29. Memikirkanmu 🗻

236 21 4
                                    

.
.
.
.
.

~~***~~

Delapan belas orang meringkuk di bawah batang-batang pinus, merapatkan diri kepada perapian besar yang dibuat oleh Jiang Cheng. Mereka menjarang telapak tangan, mencoba mencari sedikit hangat dari kobaran api yang membumbungkan asap tebal.

Semua orang keletihan, napas mereka hanya separuh jalan. Malam gelap ditambah udara dingin yang menyergap membuat mereka mulai menggosok lengan. Satu persatu bola mata bergulir menatapku, tidak berani bersuara sedikitpun; aku tahu mereka segan mengungkapkan bahwa mereka ingin segera --entah bagaimana caranya memasuki Relung Awan dan beristirahat dengan nyaman.

Sejenak menimbang, mungkin saja aku harus benar-benar kembali dan mengambil surat undangan yang kutinggalkan sesegera mungkin. Melihat kondisi seperti ini, aku tidak bisa lagi bertahan dengan keegoisanku sendiri. Tidak, berdiam di hutan ini sampai pagi sama sekali bukan solusi yang bijak. Bagaimanapun, kultivator juga seorang manusia, sudah seharusnya rombongan ini beristirahat dengan layak.

Aku menyuruh Jiang Cheng menjaga rombongan, sementara aku akan bergegas menuju Kota Caiyi dan mengambil kembali apa yang kutinggalkan di sana. Jiang Cheng yang sedari tadi bergerak mengumpulkan kayu-kayu kering di sekitar lokasi, menoleh kepadaku, menawarkan diri untuk ikut serta, tapi aku menolak. Setelah memberi masing-masing satu kue beras kepada setiap orang, aku bangkit, tidak lagi menyandarkan tubuhku pada sebatang pinus besar itu.

Jiang Cheng melempar sebatang kayu panjang di tangannya ke dalam perapian, membuat nyala api membesar untuk sesaat. Wajahnya mengeras, dia tidak senang. Aku tahu dia tidak ingin aku pergi seorang diri, tapi tanpanya, rombongan ini tentu akan kebingungan.

Aku mendekatinya, menepuk pundaknya agar dia yakin bahwa aku akan baik-baik saja. "Udara sangat dingin, pastikan api tetap menyala."

Menatap langit gelap tanpa bintang, yang ada hanya bulatan besar rembulan, menggantung di atap semesta. Pantulan pucat itu menampilkan wajah dingin seorang Lan WangJi. Keputusannya yang keras kepala sangat menggangguku. Tapi aku tahu; dia hanya begitu tunduk dan bertekuk lutut pada peraturan. Perburuan malam Gunung Burung Api, serta kemalangan yang terjadi di Gua Xuanwu cukup membuktikan perangainya yang luar biasa patuh, berkepala sekeras batu.

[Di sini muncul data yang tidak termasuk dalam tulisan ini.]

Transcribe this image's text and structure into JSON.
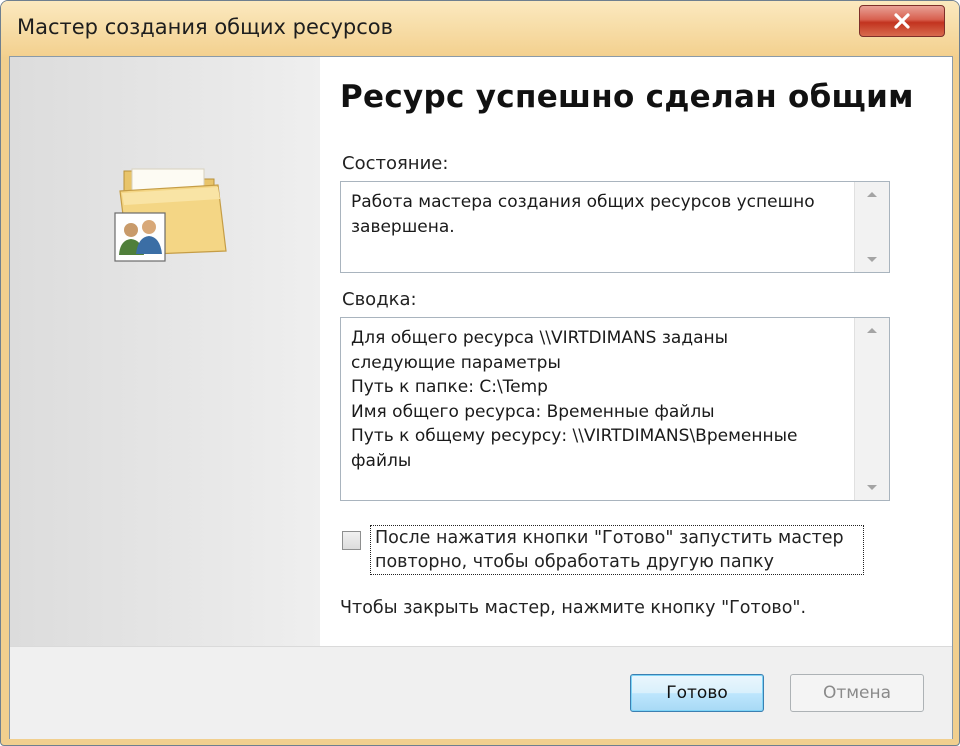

Bagaimanapun kekesalan menghinggapiku, aku sangat mengerti bahwa apa yang terjadi saat ini adalah konsekuensi yang sudah sepatutnya aku dapatkan.

Jiang Cheng kembali memunggungiku, menjarang kedua telapak tangannya sambil berjongkok di dekat perapian, "Cepat pergi. Kau tidak punya banyak waktu. Ini sudah hampir tengah malam."

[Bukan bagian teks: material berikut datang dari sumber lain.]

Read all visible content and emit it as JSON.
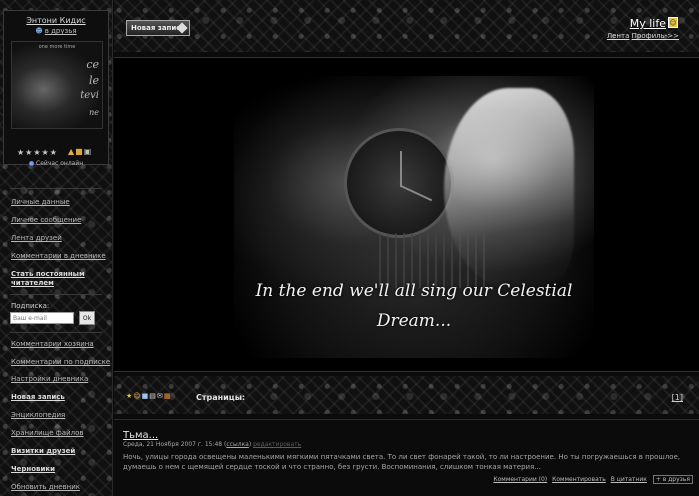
{
  "profile": {
    "user_name": "Энтони Кидис",
    "add_friend": "в друзья",
    "avatar_caption": "one more time",
    "avatar_text_lines": [
      "ce",
      "le",
      "tevi",
      "ne"
    ],
    "rating_stars": "★★★★★",
    "online_status": "Сейчас онлайн"
  },
  "menu_a": [
    "Личные данные",
    "Личное сообщение",
    "Лента друзей",
    "Комментарии в дневнике"
  ],
  "become_reader": "Стать постоянным читателем",
  "subscription": {
    "label": "Подписка:",
    "email_placeholder": "Ваш e-mail",
    "ok_label": "Ok"
  },
  "menu_b": [
    {
      "label": "Комментарии хозяина",
      "bold": false
    },
    {
      "label": "Комментарии по подписке",
      "bold": false
    },
    {
      "label": "Настройки дневника",
      "bold": false
    },
    {
      "label": "Новая запись",
      "bold": true
    },
    {
      "label": "Энциклопедия",
      "bold": false
    },
    {
      "label": "Хранилище файлов",
      "bold": false
    },
    {
      "label": "Визитки друзей",
      "bold": true
    },
    {
      "label": "Черновики",
      "bold": true
    },
    {
      "label": "Обновить дневник",
      "bold": false
    }
  ],
  "header": {
    "new_post": "Новая запись",
    "diary_title": "My life",
    "link_feed": "Лента",
    "link_profile": "Профиль->>"
  },
  "banner": {
    "quote": "In the end we'll all sing our Celestial Dream..."
  },
  "pages": {
    "label": "Страницы:",
    "current": "[1]"
  },
  "post": {
    "title": "Тьма...",
    "date": "Среда, 21 Ноября 2007 г. 15:48",
    "link_label": "ссылка",
    "edit_label": "редактировать",
    "text": "Ночь, улицы города освещены маленькими мягкими пятачками света. То ли свет фонарей такой, то ли настроение. Но ты погружаешься в прошлое, думаешь о нем с щемящей сердце тоской и что странно, без грусти. Воспоминания, слишком тонкая материя...",
    "comments": "Комментарии (0)",
    "comment_action": "Комментировать",
    "quote_action": "В цитатник",
    "to_friends": "+ в друзья"
  },
  "colors": {
    "background": "#0b0b0b",
    "text": "#cfcfcf",
    "accent_badge": "#e8c84a"
  }
}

Tengah malam itulah kemudian aku menuruni gunung, membawa sedikit perbekalan dan juga Suibian. Sepanjang jalan, mengendarai Suibian adalah opsi yang terus-menerus kupikirkan. Aku memutuskan mengendarainya saat keberangkatan, dan berencana pulang dengan tetap mengendarainya jika mungkin. Tidak ada sesuatu yang lebih cepat daripada menaiki pedang, semua orang tidak mungkin kubiarkan meringkuk di bawah pinus sampai dua malam.

Pada sepuluh kilometer pertama, segalanya nampak dalam kondisi baik. Kota Gusu di bawah selongsong Suibian diselimuti keheningan, menemani sunyinya langit malam yang saat ini lebih hitam dari arang. Beberapa nyawa masih menghela napas mereka dengan lembut, menjaga penerangan tetap menyala satu atau dua.

Suibian menukik turun, membawaku berdiri di tengah jalanan remang-remang. Mau tidak mau aku harus menghemat energi spiritual. Aku bisa memulihkan energi spiritual sambil melangkah sedikit demi sedikit.

Ketika waktu melewati pukul satu, lampu-lampu kedai yang masih menyala mulai meredup dan kemudian mati satu per satu. Gusu benar-benar gelap gulita, dan hanya bulan yang menjadi sumber satu-satunya cahaya.